Второе заключается в том, что, принимая противоположности, сущность «меняется сама» [Аристотель 1978a, 4а 30]. Сущее не упускает стать иным, ибо не упускает возможностей это сделать. В «Категориях» Аристотель подчеркивает, что противоположности, хотя между некоторыми из них может быть «нечто посредине», никак не связаны друг с другом [Аристотель 1978a, 12а, 5–20]. Это относится и к таким «противолежаниям», как утвердительная и отрицательная речь, именно сейчас нас интересующая. Одно дело (или иное дело) – сидеть, другое (или иное) – не сидеть, хотя и то и другое, как и в случае лишенности или обладания чем-то, могут переходить друг в друга [Аристотель 1978a, 13а, 15–20], что очень напоминает размышления Боэция, комментировавшего «Категории». Однако подчеркивается не возможность перехода, а противоположность самих вещей: то, о чем речь , например, состояние человека, не есть речь , соответственно это не подпадает ни под утверждение, ни под отрицание. Оно как раз не-иное. Оно – само по себе сущее и может принадлежать одному и тому же (имеется в виду род) [Аристотель 1978a, 14а 15–20]. Это суждение Аристотеля спровоцировало через много столетий у Боэция мысль о различении иного ( aliud ) от другого ( alteratum ).
Третье, что обращает на себя внимание в размышлениях Аристотеля о противоположностях, это рассуждение о том, что дано вместе , что вещи даже будучи противопоставленными, не являются причиной бытия друг для друга и возникают в одно и то же время 2. Ставится проблема не просто бытия или существования, а обладания бытием возможности быть.

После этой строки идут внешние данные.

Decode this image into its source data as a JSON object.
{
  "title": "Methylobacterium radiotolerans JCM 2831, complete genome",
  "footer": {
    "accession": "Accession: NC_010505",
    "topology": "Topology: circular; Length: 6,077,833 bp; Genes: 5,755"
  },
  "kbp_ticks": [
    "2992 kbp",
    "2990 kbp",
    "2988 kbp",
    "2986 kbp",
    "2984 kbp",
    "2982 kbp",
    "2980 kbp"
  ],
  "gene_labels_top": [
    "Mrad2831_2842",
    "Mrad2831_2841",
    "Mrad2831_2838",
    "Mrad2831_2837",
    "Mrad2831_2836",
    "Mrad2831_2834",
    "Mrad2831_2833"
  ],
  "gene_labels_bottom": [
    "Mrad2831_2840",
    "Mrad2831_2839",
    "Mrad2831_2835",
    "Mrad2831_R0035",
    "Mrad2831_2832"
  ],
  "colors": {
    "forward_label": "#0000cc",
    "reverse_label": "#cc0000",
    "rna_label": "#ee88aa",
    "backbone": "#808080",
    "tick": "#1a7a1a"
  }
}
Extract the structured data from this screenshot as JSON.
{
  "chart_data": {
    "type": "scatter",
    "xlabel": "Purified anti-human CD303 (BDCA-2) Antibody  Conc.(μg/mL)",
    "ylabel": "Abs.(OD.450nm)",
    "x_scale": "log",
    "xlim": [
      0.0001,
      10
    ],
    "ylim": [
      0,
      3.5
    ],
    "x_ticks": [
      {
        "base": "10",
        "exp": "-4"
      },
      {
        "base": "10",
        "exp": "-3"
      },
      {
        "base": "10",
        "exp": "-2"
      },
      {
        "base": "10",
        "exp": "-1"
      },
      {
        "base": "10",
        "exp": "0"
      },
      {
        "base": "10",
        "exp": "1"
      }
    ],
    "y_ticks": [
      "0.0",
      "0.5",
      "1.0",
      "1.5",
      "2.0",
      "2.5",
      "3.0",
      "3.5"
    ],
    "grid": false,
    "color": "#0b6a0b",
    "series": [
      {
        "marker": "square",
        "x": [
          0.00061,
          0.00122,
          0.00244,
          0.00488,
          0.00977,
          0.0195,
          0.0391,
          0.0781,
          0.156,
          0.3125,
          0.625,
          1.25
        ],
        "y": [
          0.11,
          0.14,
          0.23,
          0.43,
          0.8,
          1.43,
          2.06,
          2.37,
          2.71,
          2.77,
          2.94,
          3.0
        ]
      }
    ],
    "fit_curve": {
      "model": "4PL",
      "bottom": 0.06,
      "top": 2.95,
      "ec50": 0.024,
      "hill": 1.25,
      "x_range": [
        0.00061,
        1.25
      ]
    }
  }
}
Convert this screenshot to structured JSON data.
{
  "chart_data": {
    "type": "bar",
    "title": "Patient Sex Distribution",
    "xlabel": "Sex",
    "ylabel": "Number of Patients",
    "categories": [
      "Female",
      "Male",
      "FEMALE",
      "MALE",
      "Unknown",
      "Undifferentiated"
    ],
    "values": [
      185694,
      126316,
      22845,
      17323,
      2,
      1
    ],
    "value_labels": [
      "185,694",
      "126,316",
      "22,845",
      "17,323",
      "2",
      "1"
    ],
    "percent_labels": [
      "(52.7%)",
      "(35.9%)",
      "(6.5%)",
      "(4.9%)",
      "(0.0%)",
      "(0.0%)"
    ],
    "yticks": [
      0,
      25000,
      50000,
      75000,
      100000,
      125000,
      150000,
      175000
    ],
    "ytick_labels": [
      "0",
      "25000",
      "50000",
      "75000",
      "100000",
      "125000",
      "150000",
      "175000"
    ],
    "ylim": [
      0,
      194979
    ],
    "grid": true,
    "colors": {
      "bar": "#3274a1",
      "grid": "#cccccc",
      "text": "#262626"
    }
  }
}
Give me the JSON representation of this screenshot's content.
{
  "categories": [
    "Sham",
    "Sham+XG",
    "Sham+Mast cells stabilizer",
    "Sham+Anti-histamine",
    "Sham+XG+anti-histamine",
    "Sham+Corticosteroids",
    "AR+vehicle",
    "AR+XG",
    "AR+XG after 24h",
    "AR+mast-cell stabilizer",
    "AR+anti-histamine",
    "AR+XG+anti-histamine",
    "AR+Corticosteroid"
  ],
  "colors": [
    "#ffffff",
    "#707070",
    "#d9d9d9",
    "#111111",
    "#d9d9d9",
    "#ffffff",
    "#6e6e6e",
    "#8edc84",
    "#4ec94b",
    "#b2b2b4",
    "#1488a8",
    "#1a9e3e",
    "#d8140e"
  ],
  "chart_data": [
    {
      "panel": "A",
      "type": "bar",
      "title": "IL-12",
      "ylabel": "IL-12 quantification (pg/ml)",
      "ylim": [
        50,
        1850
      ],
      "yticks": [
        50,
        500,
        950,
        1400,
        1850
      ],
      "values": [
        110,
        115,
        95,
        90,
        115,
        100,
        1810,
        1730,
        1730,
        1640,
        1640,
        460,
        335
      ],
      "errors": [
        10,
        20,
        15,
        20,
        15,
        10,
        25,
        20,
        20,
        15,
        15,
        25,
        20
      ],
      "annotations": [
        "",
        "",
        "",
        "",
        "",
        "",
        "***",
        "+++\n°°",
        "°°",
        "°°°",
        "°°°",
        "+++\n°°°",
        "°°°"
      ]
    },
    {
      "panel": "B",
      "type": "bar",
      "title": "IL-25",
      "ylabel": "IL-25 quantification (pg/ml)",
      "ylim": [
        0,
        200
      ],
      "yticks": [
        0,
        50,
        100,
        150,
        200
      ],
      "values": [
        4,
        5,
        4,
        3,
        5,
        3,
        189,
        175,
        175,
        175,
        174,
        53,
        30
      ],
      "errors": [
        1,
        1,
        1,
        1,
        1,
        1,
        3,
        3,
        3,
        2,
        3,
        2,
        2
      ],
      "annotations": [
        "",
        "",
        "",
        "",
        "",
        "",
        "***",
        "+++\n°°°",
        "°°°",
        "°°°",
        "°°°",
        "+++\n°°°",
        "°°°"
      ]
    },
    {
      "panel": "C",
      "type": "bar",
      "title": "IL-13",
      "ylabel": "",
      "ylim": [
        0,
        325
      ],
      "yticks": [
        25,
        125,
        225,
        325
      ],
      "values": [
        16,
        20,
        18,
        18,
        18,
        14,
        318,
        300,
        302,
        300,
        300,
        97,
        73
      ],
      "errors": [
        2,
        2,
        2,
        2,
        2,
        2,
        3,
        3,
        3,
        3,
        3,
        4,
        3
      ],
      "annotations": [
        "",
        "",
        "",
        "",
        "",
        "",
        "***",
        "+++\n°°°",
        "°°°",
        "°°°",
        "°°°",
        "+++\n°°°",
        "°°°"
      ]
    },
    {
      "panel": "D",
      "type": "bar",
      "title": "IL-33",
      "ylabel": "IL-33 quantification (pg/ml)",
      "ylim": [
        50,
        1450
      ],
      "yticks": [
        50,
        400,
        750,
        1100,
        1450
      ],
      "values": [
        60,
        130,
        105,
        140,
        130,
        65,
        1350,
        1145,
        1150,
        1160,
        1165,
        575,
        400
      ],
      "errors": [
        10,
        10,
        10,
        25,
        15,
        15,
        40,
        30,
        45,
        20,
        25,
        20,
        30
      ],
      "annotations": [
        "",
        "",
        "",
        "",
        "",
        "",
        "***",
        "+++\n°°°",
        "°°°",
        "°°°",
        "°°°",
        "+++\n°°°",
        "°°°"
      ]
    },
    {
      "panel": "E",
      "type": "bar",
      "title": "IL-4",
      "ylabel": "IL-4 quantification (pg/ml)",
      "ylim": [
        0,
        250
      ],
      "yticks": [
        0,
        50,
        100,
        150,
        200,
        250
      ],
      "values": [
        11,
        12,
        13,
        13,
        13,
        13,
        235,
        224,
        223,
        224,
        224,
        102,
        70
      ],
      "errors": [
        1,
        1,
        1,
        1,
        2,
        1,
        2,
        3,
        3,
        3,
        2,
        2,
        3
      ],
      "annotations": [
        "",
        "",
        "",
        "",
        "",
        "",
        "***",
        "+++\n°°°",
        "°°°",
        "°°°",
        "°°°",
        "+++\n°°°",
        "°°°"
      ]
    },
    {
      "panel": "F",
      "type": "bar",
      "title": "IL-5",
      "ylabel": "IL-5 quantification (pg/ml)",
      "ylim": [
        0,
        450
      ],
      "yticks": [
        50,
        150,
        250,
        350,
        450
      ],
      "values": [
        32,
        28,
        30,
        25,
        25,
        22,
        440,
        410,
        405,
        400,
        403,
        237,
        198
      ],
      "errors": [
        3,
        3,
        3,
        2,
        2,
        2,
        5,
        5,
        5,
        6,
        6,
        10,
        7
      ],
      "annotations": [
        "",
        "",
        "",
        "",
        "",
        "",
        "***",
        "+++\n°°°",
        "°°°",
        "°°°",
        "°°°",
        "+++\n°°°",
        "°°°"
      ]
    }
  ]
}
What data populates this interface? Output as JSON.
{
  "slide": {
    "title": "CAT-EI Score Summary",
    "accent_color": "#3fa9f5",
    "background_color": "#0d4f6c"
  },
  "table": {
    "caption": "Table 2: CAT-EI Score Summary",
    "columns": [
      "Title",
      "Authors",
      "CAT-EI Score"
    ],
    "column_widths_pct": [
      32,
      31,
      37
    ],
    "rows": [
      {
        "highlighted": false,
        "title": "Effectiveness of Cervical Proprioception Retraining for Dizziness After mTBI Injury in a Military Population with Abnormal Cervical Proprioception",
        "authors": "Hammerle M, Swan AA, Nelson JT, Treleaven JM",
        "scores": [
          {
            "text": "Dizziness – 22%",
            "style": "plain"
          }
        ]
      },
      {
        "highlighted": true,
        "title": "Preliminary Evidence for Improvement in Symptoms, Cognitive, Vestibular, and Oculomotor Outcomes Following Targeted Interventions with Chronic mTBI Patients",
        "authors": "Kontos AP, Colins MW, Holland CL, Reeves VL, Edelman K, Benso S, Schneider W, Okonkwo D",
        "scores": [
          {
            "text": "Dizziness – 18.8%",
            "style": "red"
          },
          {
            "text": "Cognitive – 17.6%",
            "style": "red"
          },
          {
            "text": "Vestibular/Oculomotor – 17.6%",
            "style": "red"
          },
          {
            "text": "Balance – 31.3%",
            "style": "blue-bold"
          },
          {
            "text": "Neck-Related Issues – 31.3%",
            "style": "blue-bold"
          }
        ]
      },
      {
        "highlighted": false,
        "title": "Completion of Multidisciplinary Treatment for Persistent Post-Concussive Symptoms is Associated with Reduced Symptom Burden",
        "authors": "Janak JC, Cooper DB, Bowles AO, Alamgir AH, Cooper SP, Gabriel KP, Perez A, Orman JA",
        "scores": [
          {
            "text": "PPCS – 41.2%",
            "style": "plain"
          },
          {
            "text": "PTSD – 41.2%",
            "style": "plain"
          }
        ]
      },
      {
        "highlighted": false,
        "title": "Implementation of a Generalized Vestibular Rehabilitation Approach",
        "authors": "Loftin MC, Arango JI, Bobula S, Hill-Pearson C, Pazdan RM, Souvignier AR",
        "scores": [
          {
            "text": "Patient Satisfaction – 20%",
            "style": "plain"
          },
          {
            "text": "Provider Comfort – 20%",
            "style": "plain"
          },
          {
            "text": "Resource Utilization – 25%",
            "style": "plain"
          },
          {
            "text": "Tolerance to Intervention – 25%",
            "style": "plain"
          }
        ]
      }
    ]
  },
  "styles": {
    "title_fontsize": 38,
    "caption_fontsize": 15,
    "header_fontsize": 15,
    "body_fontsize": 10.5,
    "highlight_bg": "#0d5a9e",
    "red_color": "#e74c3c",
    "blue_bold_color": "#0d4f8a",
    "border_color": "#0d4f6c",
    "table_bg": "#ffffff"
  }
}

Эту вызывающую трудности проблему философ обсуждает в трактате «Об истолковании» и потому в связи с речью, в которой противоположности «расставлены в соответствии с “быть” и “не быть” (например, отрицанием [высказывания] “есть человек” будет “не есть человек”, а “есть не-человек”» [Аристотель 1978б, 21b, 1–5]. Это относится к предложениям с любым глаголом, ибо «человек идет» то же, что «человек есть идущий». «Поэтому, если это везде так, то и отрицанием [выражения] “могущее быть”
будет “могущее не быть”, a не “не могущее быть”» [Аристотель 1978б, 21b, 10–12]. Однако рассуждения Аристотеля не были бы парадоксальными, если бы он отмахнулся от еще одной трудности. «Полагают, что одно и то же может быть и не быть, ибо все, что может быть разрезано или что может ходить, может и не ходить и не быть разрезанным; основание же этого – то, что все могущее в таком смысле не всегда осуществляется, так что ему присуще и отрицание, ибо то, что способно к хождению, может и не ходить, и можно не видеть то, что доступно зрению» [Аристотель 1978б, 21b, 12–17].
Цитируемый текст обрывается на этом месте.